I am trying to scrape the data located in a table on this webpage (URL provided in R codes below).
My R codes do extract the Table but I would like to trim the information found in the column called called " Your Choices"
I don't want all the data in the column called "Your Choices". I want to extract only those texts which come before the first " \n".
Here are my R Codes:
library(tidyverse)
content <- read_html("https://www.booking.com/hotel/mu/tamarin.en-gb.html?aid=356980&label=gog235jc-1DCAsonQFCE2hlcml0YWdlLWF3YWxpLWdvbGZIM1gDaJ0BiAEBmAExuAEXyAEM2AED6AEB-AECiAIBqAIDuAKiwqmEBsACAdICJGFkMTQ3OGU4LTUwZDMtNGQ5ZS1hYzAxLTc0OTIyYTRiZDIxM9gCBOACAQ&sid=729aafddc363c28a2c2c7379d7685d87&all_sr_blocks=36363601_246990918_2_85_0&checkin=2021-11-15&checkout=2021-11-20&dest_id=-1354779&dest_type=city&dist=0&from_beach_key_ufi_sr=1&group_adults=2&group_children=0&hapos=1&highlighted_blocks=36363601_246990918_2_85_0&hp_group_set=0&hpos=1&no_rooms=1&sb_price_type=total&sr_order=popularity&sr_pri_blocks=36363601_246990918_2_85_0__29200&srepoch=1619681695&srpvid=51c8354f03be0097&type=total&ucfs=1&req_children=0&req_adults=2&hp_refreshed_with_new_dates=1")
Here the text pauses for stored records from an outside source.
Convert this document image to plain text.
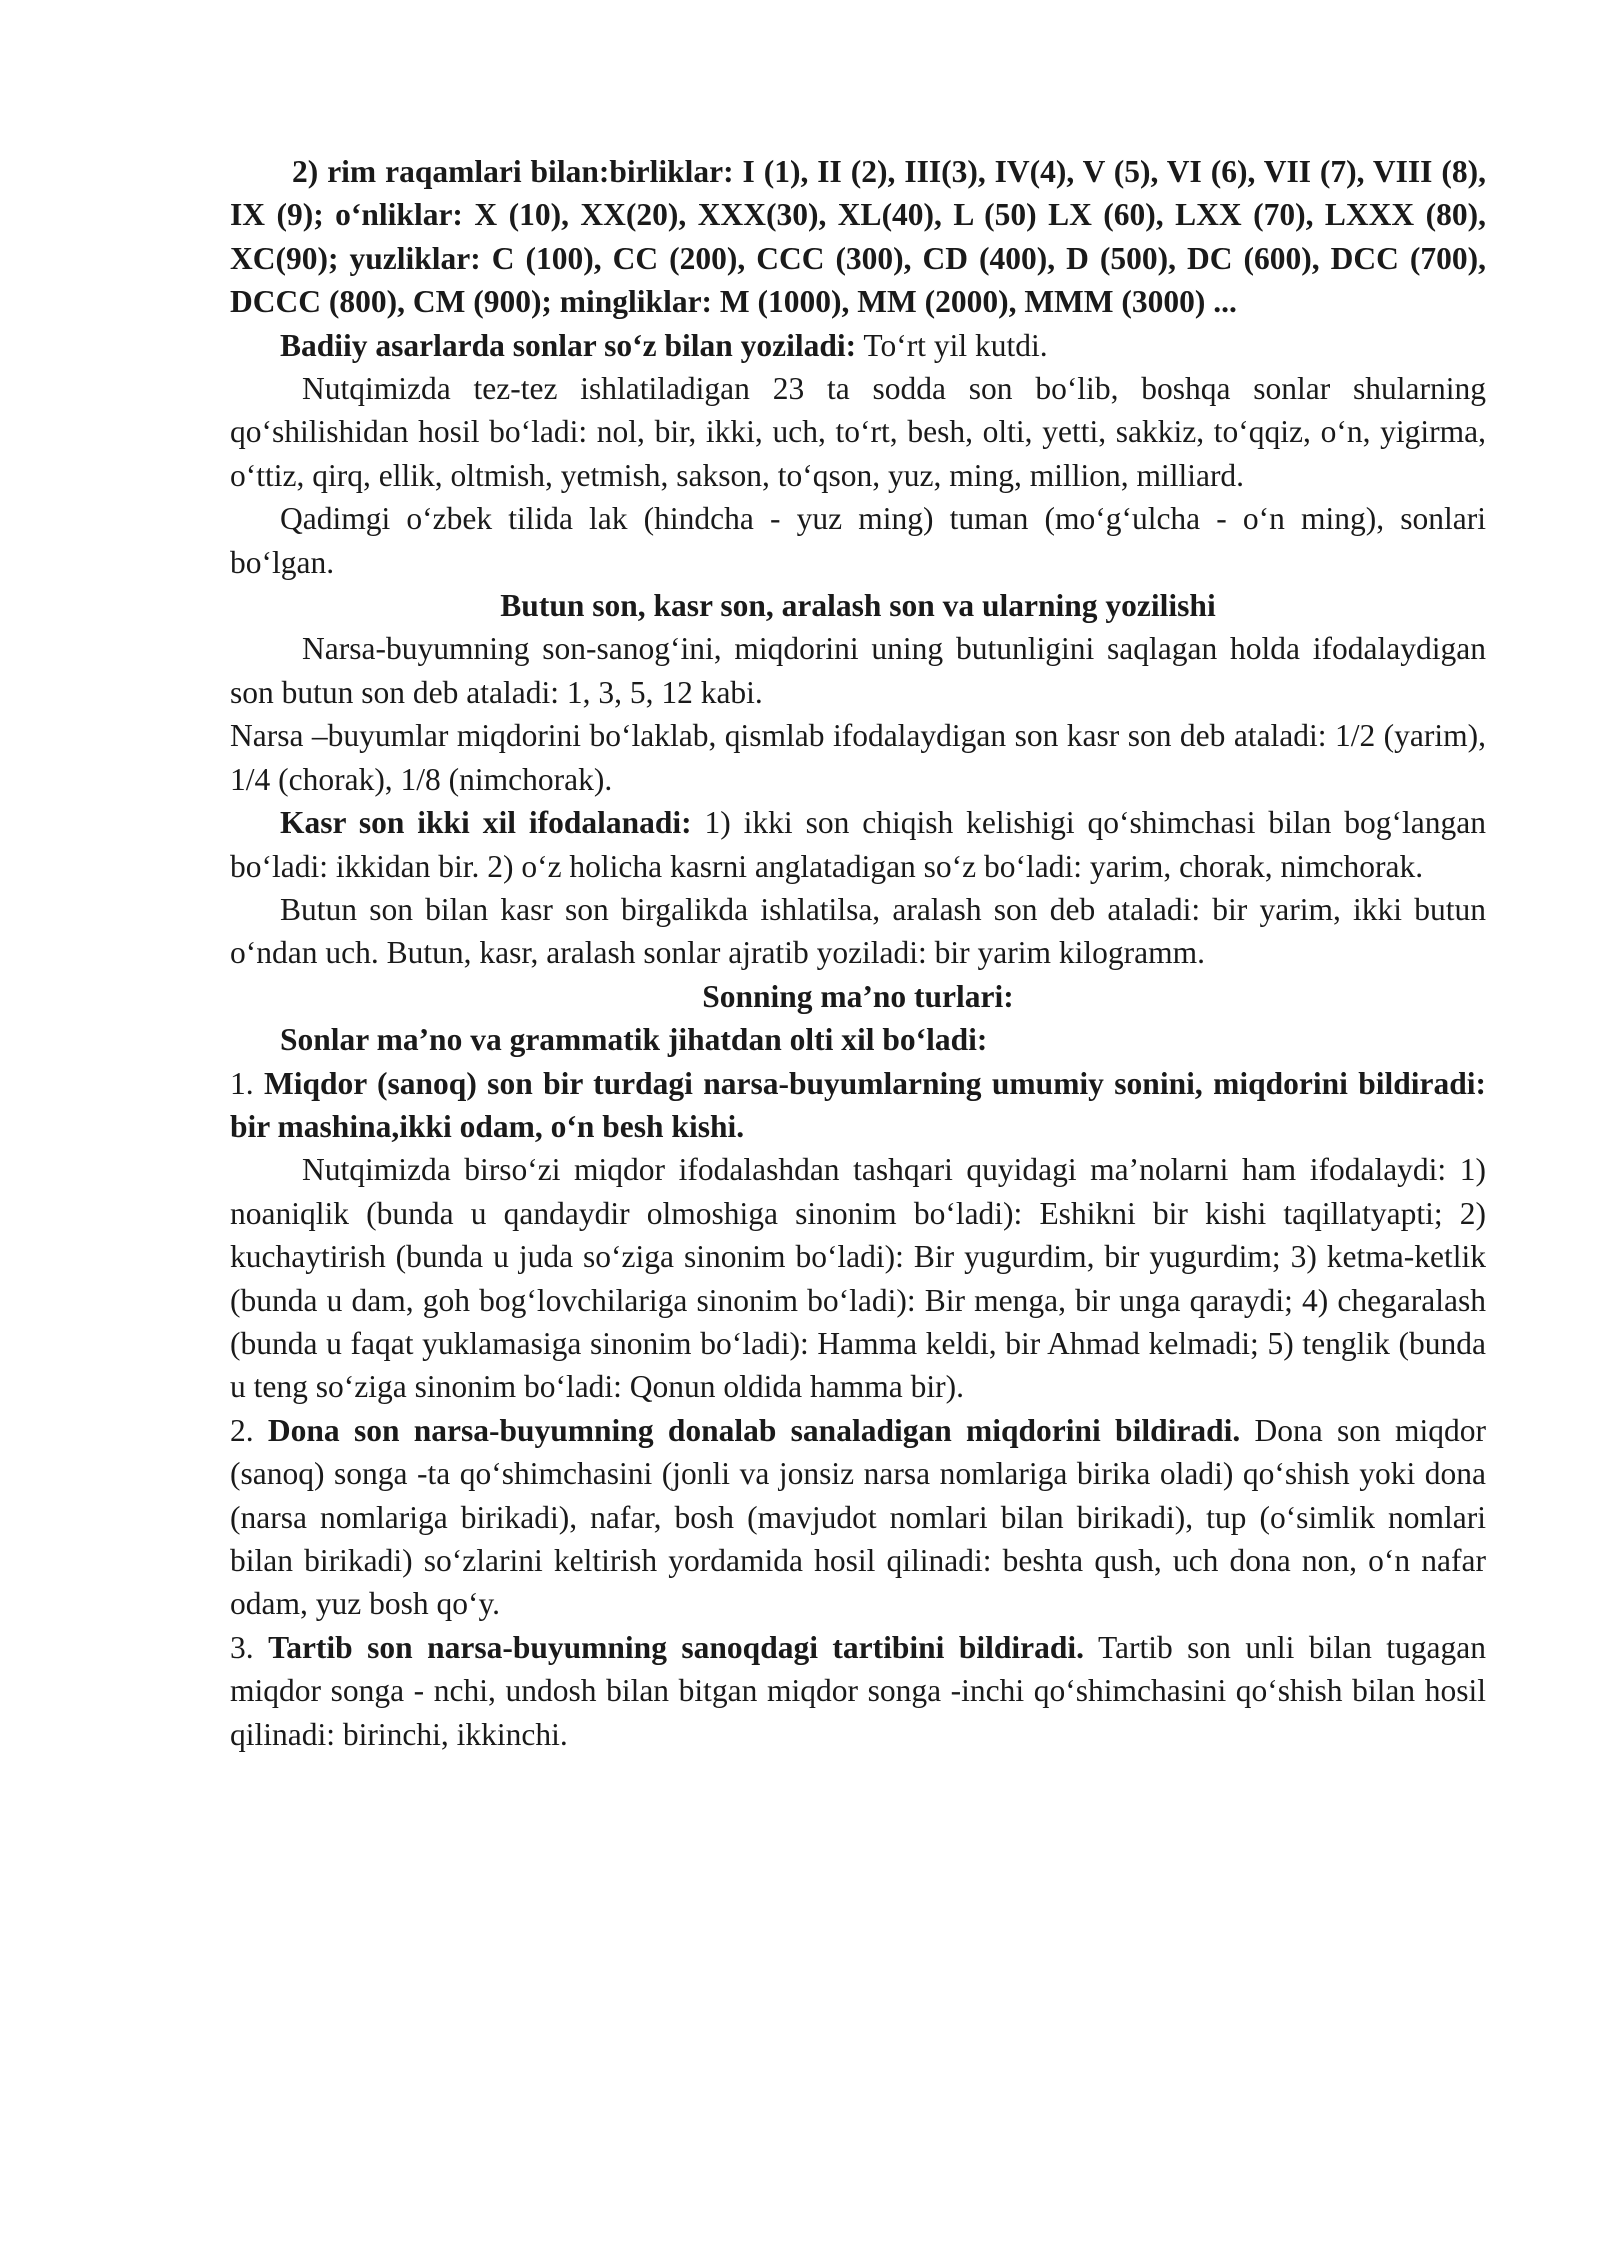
2) rim raqamlari bilan:birliklar: I (1), II (2), III(3), IV(4), V (5), VI (6), VII (7), VIII (8), IX (9); o‘nliklar: X (10), XX(20), XXX(30), XL(40), L (50) LX (60), LXX (70), LXXX (80), XC(90); yuzliklar: C (100), CC (200), CCC (300), CD (400), D (500), DC (600), DCC (700), DCCC (800), CM (900); mingliklar: M (1000), MM (2000), MMM (3000) ...

Badiiy asarlarda sonlar so‘z bilan yoziladi: To‘rt yil kutdi.

Nutqimizda tez-tez ishlatiladigan 23 ta sodda son bo‘lib, boshqa sonlar shularning qo‘shilishidan hosil bo‘ladi: nol, bir, ikki, uch, to‘rt, besh, olti, yetti, sakkiz, to‘qqiz, o‘n, yigirma, o‘ttiz, qirq, ellik, oltmish, yetmish, sakson, to‘qson, yuz, ming, million, milliard.

Qadimgi o‘zbek tilida lak (hindcha - yuz ming) tuman (mo‘g‘ulcha - o‘n ming), sonlari bo‘lgan.

Butun son, kasr son, aralash son va ularning yozilishi

Narsa-buyumning son-sanog‘ini, miqdorini uning butunligini saqlagan holda ifodalaydigan son butun son deb ataladi: 1, 3, 5, 12 kabi.

Narsa –buyumlar miqdorini bo‘laklab, qismlab ifodalaydigan son kasr son deb ataladi: 1/2 (yarim), 1/4 (chorak), 1/8 (nimchorak).

Kasr son ikki xil ifodalanadi: 1) ikki son chiqish kelishigi qo‘shimchasi bilan bog‘langan bo‘ladi: ikkidan bir. 2) o‘z holicha kasrni anglatadigan so‘z bo‘ladi: yarim, chorak, nimchorak.

Butun son bilan kasr son birgalikda ishlatilsa, aralash son deb ataladi: bir yarim, ikki butun o‘ndan uch. Butun, kasr, aralash sonlar ajratib yoziladi: bir yarim kilogramm.

Sonning ma’no turlari:

Sonlar ma’no va grammatik jihatdan olti xil bo‘ladi:

1. Miqdor (sanoq) son bir turdagi narsa-buyumlarning umumiy sonini, miqdorini bildiradi: bir mashina,ikki odam, o‘n besh kishi.

Nutqimizda birso‘zi miqdor ifodalashdan tashqari quyidagi ma’nolarni ham ifodalaydi: 1) noaniqlik (bunda u qandaydir olmoshiga sinonim bo‘ladi): Eshikni bir kishi taqillatyapti; 2) kuchaytirish (bunda u juda so‘ziga sinonim bo‘ladi): Bir yugurdim, bir yugurdim; 3) ketma-ketlik (bunda u dam, goh bog‘lovchilariga sinonim bo‘ladi): Bir menga, bir unga qaraydi; 4) chegaralash (bunda u faqat yuklamasiga sinonim bo‘ladi): Hamma keldi, bir Ahmad kelmadi; 5) tenglik (bunda u teng so‘ziga sinonim bo‘ladi: Qonun oldida hamma bir).

2. Dona son narsa-buyumning donalab sanaladigan miqdorini bildiradi. Dona son miqdor (sanoq) songa -ta qo‘shimchasini (jonli va jonsiz narsa nomlariga birika oladi) qo‘shish yoki dona (narsa nomlariga birikadi), nafar, bosh (mavjudot nomlari bilan birikadi), tup (o‘simlik nomlari bilan birikadi) so‘zlarini keltirish yordamida hosil qilinadi: beshta qush, uch dona non, o‘n nafar odam, yuz bosh qo‘y.

3. Tartib son narsa-buyumning sanoqdagi tartibini bildiradi. Tartib son unli bilan tugagan miqdor songa - nchi, undosh bilan bitgan miqdor songa -inchi qo‘shimchasini qo‘shish bilan hosil qilinadi: birinchi, ikkinchi.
tables <- content %>% html_table(fill = TRUE)
View(tables)
second_table <- tables[[2]]
View(second_table)
In RStudio, the data from the column "Your Choices" are as follows (extract shown):
1 FREE cancellation\nbefore 23:59 on 12 November 2021\n\n\n\n\n\n\n\n\n\n10% base-rate discount available\n\n\n\n\n\n\nMeals:\nThere is no meal option with this room.\n\n\nCancellation:\n\nYou may cancel free of charge until 2 days before arrival. You will be charged the total price of the reservation if you cancel in the 2 days before arrival. If you don’t show up you will be charged the total price of the reservation.\n\n\nPrepayment:\nYou will be charged a prepayment of the total price at any time.
2 Good breakfast included\n\n\n\n\n\n\n\n\nFREE cancellation\nbefore 23:59 on 12 November 2021\n\n\n\n\n\n\n\n\n\n10% base-rate discount available\n\n\n\n\n\n\nMeals:\nContinental breakfast included\nBreakfast rated 7.6 - based on 38 reviews.\n\n\n\nCancellation:\n\nYou may cancel free of charge until 2 days before arrival. You will be charged the total price of the reservation if you cancel in the 2 days before arrival. If you don’t show up you will be charged the total price of the reservation.\n\n\nPrepayment:\nYou will be charged a prepayment of the total price at any time.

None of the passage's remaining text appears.